Really interesting notes & circtuits about how to fell high voltages.
This circuit is a simple electric field detector. It can can detect very faint electric fields present around powered electric lines. [...]
Nothing really new: a JFET is used to sense the electric field generated by high voltage electric line; the JFET amplifies the signal very little, but it lowers the impedence and provide current to a level suitable for transistor amplification. The two transistor can be any low power NPN scavenged from anywhere. The two-transistor are configured as a sort of thresholded amplifier: when the voltage at R2 rises at above 3V circa, Q1 starts pumping current into the LED with a step curve providing a better go-no/go rensponse. The circuit is the same as the one used in the Korg Monotron to drive the LFO LED.

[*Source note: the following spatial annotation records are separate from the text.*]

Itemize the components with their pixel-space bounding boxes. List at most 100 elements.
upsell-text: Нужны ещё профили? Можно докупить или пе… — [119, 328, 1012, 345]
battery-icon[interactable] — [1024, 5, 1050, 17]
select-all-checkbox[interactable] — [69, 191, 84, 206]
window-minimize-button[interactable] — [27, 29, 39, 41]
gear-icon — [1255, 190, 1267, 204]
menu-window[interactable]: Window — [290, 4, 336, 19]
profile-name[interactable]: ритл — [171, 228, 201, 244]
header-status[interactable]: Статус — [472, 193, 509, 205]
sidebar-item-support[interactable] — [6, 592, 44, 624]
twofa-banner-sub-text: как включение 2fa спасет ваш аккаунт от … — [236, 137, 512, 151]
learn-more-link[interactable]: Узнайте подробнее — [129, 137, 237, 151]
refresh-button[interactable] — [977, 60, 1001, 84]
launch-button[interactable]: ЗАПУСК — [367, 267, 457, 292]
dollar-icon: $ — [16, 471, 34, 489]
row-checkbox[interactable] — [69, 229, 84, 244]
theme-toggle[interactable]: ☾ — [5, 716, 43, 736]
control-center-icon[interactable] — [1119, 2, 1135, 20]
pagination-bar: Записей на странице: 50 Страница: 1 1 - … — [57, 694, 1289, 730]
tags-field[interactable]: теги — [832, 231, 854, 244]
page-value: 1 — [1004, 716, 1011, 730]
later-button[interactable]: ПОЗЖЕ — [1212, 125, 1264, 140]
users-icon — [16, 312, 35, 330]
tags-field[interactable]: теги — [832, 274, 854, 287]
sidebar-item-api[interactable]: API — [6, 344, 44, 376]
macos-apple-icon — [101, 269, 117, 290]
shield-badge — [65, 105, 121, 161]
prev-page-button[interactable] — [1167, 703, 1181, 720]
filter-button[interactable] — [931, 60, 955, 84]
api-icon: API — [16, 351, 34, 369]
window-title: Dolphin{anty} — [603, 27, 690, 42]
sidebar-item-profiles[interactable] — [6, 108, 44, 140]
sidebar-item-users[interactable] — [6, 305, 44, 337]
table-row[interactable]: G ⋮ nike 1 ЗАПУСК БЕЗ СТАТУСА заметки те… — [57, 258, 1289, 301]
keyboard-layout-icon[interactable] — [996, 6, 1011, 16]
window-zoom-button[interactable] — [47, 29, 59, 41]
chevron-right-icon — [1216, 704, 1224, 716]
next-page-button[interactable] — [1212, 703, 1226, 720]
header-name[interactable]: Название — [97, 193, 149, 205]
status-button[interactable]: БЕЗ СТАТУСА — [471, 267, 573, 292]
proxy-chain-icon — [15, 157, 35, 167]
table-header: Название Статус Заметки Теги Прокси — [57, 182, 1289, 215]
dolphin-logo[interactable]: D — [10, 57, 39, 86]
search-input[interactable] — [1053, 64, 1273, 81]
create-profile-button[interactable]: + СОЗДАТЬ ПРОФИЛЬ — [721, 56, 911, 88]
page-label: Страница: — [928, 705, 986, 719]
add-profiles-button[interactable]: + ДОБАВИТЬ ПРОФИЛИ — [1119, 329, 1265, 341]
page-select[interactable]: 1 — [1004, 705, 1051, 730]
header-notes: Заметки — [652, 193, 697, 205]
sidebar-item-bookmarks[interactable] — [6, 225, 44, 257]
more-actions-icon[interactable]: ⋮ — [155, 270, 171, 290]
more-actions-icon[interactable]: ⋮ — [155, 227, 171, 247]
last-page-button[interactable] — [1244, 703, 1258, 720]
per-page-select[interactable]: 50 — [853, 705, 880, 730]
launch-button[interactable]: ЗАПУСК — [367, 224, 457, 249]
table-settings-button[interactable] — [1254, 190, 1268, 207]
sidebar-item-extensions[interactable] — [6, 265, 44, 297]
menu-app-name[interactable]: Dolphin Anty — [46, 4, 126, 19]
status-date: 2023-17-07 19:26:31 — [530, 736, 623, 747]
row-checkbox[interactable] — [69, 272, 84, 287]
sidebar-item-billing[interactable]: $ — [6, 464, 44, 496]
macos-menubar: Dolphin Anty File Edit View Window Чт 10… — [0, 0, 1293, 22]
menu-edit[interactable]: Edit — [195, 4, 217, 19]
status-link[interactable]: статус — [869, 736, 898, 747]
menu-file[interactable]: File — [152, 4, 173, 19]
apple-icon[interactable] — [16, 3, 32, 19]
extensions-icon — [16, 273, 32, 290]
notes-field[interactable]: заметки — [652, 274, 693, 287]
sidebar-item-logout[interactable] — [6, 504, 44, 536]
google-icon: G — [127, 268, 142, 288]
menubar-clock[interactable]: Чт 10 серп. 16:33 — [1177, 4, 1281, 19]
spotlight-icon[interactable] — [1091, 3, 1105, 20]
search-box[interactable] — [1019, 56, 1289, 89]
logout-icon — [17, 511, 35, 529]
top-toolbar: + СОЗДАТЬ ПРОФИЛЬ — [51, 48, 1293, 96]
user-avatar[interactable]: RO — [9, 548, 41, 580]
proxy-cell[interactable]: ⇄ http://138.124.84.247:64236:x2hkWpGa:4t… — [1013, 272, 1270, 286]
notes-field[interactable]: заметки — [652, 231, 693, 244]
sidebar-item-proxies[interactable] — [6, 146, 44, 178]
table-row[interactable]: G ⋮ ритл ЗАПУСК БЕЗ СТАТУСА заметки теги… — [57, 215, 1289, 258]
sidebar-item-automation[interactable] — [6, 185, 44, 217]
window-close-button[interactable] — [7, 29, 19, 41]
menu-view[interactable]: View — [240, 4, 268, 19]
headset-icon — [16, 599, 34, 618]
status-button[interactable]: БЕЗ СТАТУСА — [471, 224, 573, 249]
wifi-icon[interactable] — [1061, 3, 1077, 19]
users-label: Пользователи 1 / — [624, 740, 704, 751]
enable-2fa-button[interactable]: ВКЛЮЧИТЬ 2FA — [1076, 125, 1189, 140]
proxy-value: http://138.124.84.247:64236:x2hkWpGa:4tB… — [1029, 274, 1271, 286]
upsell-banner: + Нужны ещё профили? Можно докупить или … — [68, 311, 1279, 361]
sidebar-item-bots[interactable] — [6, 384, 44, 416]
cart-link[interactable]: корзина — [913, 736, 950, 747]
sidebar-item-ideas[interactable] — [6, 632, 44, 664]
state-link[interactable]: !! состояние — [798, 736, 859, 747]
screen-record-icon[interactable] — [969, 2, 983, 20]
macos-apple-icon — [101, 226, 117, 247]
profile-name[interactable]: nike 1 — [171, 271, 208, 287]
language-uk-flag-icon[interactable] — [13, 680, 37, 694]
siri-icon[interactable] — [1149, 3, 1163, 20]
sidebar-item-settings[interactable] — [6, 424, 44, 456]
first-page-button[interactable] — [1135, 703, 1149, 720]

A low current LED could have been connected directly between V+ and the Drain of the JFET and removing TR1, TR2 and R3 through R7: in this case the LED would light up in a linear way, no threshold. See bottom of post for a description of what TR2 is there for.
Stray charge may escape from the tip of R1 for tip-effect letting the intrinsic capacitance at the gate of the JFET charge positively giving a positive read after a little while. So, a curled tip and a very high resistance path to ground in the form of a few turns of thin wire around resistor R1, help keep things in balance. In case, a very very high resistor can be connected between gate and ground (R8), but this will limit sensitivity very much.
Resistor R1 is there to provide a protection to the delicate gate of the JFET and the delicate heart of the operator in case of contact to a live line. Here, the higher the value of the resistor, the better. R1 also provides for the sensing tip.